The trend toward consolidation gave a brief respite to many major companies, as they were able to increase purchasing power and create economies of scale, but that can only go so far.

“Everybody talks about consolidation of ink companies, but our customers are also merging, and when you look at our supplier base, the same thing is happening,” Mr. Murphy said. “Consolidations are upstream and downstream. I’m asking what’s causing that. I think it’s the unacceptable returns on investment and the effects of the globalization of business whereby companies must be able to compete around the world on price and quality.

“By consolidating, raw material suppliers can create synergies that can reduce their costs and increase their purchasing power, and increase their ability to invest in their business. As an industry, we have continued to work with our suppliers to lower costs through the 1990s, and the result of that has been the move toward consolidation.”

“I think 1999 was very flat for all of us,” said Mr. Brice. “It’s a major industry, but many companies don’t have a handle on their costs. There’s been a loss of perspective on profits, which they give to their customers. Printers just sit back and wait to see who has the lowest price.”

“I think that pricing has stabilized,” said Mr. Flint. “I think the customers have been able to differentiate between ink companies, and are willing to pay for value-added services for a full-service ink company that helps them with pressroom service, logistics and solving the problems that they face. I think that the printers are seeing that there’s value there, and are willing to pay something for it.

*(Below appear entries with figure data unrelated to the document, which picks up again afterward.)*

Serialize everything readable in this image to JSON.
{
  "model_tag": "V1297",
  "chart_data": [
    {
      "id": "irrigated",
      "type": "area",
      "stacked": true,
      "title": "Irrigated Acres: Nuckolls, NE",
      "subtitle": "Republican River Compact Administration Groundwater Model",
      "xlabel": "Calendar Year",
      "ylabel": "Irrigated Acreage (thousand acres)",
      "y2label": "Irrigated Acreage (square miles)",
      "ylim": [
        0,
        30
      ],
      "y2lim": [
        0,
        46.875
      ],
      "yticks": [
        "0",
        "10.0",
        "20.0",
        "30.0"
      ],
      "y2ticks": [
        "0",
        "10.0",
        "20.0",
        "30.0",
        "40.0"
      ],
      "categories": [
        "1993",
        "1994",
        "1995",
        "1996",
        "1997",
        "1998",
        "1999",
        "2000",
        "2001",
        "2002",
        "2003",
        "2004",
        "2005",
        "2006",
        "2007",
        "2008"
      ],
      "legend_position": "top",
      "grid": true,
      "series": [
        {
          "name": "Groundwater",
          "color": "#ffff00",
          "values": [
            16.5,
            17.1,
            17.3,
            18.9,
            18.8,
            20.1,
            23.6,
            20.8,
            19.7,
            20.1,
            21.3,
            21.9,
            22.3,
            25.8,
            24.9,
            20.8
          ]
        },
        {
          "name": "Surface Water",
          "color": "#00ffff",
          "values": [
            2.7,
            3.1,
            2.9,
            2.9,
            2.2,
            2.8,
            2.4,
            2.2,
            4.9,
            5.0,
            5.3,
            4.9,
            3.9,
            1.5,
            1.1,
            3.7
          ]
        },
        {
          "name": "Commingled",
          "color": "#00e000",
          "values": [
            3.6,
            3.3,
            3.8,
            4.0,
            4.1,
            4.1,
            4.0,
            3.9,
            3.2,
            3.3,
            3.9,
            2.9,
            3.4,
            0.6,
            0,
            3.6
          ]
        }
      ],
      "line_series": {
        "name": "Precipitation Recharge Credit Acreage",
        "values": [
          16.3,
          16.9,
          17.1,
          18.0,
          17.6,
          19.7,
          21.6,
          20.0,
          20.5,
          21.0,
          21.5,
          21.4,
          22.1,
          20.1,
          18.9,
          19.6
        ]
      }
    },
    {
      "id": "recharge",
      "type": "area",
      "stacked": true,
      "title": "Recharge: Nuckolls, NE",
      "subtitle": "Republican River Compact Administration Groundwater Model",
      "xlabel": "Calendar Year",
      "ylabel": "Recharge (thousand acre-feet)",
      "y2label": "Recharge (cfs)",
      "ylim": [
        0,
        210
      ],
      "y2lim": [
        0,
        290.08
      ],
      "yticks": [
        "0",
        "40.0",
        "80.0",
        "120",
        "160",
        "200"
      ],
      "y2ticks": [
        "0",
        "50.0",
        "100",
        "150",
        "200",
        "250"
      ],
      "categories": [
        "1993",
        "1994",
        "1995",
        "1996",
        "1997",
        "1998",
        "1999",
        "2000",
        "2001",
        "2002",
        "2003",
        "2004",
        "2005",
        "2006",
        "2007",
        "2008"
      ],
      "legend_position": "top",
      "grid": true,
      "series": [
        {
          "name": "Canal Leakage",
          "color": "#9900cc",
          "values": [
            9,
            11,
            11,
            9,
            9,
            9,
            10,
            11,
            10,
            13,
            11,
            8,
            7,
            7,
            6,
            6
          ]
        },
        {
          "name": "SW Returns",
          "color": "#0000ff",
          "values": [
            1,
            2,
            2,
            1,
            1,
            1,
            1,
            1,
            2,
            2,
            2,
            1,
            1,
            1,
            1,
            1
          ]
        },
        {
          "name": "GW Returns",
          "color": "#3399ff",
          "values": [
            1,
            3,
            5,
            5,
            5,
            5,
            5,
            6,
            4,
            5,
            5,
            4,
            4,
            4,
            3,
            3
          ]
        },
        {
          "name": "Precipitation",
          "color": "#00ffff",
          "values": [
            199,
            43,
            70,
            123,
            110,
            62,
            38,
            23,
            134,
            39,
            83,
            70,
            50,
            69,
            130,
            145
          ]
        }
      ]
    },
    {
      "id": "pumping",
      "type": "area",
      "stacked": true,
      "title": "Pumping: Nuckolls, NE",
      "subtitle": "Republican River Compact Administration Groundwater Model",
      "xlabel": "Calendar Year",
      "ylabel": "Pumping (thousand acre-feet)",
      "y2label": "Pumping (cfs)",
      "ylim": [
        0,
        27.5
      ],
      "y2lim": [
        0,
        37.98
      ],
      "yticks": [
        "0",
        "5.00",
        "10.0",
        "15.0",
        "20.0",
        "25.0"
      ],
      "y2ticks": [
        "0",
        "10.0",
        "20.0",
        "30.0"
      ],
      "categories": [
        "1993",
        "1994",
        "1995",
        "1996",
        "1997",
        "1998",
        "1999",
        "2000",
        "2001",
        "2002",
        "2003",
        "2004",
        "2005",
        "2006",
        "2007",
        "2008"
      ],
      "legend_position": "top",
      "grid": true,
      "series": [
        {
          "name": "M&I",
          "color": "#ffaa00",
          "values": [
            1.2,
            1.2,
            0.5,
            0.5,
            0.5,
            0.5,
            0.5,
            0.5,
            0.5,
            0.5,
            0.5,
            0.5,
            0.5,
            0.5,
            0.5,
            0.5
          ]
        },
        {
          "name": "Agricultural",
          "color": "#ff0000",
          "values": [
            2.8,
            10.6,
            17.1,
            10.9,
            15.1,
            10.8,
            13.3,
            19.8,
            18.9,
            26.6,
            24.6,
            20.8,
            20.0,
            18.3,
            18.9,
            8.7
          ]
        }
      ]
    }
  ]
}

“We have gotten to the point where the formulations can’t be reduced without hurting performance,” Mr. Flint said. “The pricing has to move. The industry is not earning its cost of capital.”

“Our customers are consolidating very rapidly, and the ink companies are consolidating also,” Mr. Baker said. “Whatever the market dictates, you do. It’s been a buyer’s market for a long time. You have to have the discipline to increase prices, even if you lose some market share. I think the whole industry is at that point. The strong will survive.”


The Future
Ink companies are closely studying at the opportunities that await them as they head into the next century. There are new markets to explore, and the Drupa 2000 show in Dusseldorf will be a major showcase.

“Van Son has made a lot of significant changes over the past year or two, as we are always looking forward and preparing for tomorrow,” Mr. Bendowski said, noting the company’s expansion efforts with its new commercial and digital divisions.

“I think 2000 is going to be a strong year,” said Ms. Marx. “We’re really excited about Drupa. We’re exhibiting there for the first time, and now that we have our Manders Division and other global operations, it’s really critical to our growth to increase awareness worldwide of our capabilities. It’s the largest trade show in the world, plus we’re making some really big announcements as far as new products and services.”

“We expect the year 2000 to start out slowly because of customers’ excess inventories built up in late 1999 as a hedge for Y2K issues,” Mr. Flint said. “The remainder of the year should show continued stability but not exceptional growth.”

Will there be more changes in store for the industry? “I think the year 2000 will see more consolidations in the ink industry,” Mr. Brice said.

Whatever will occur in the printing ink industry in 2000, it is certain that the seeds of change that have been planted in 1999 will have a major impact in the years to come.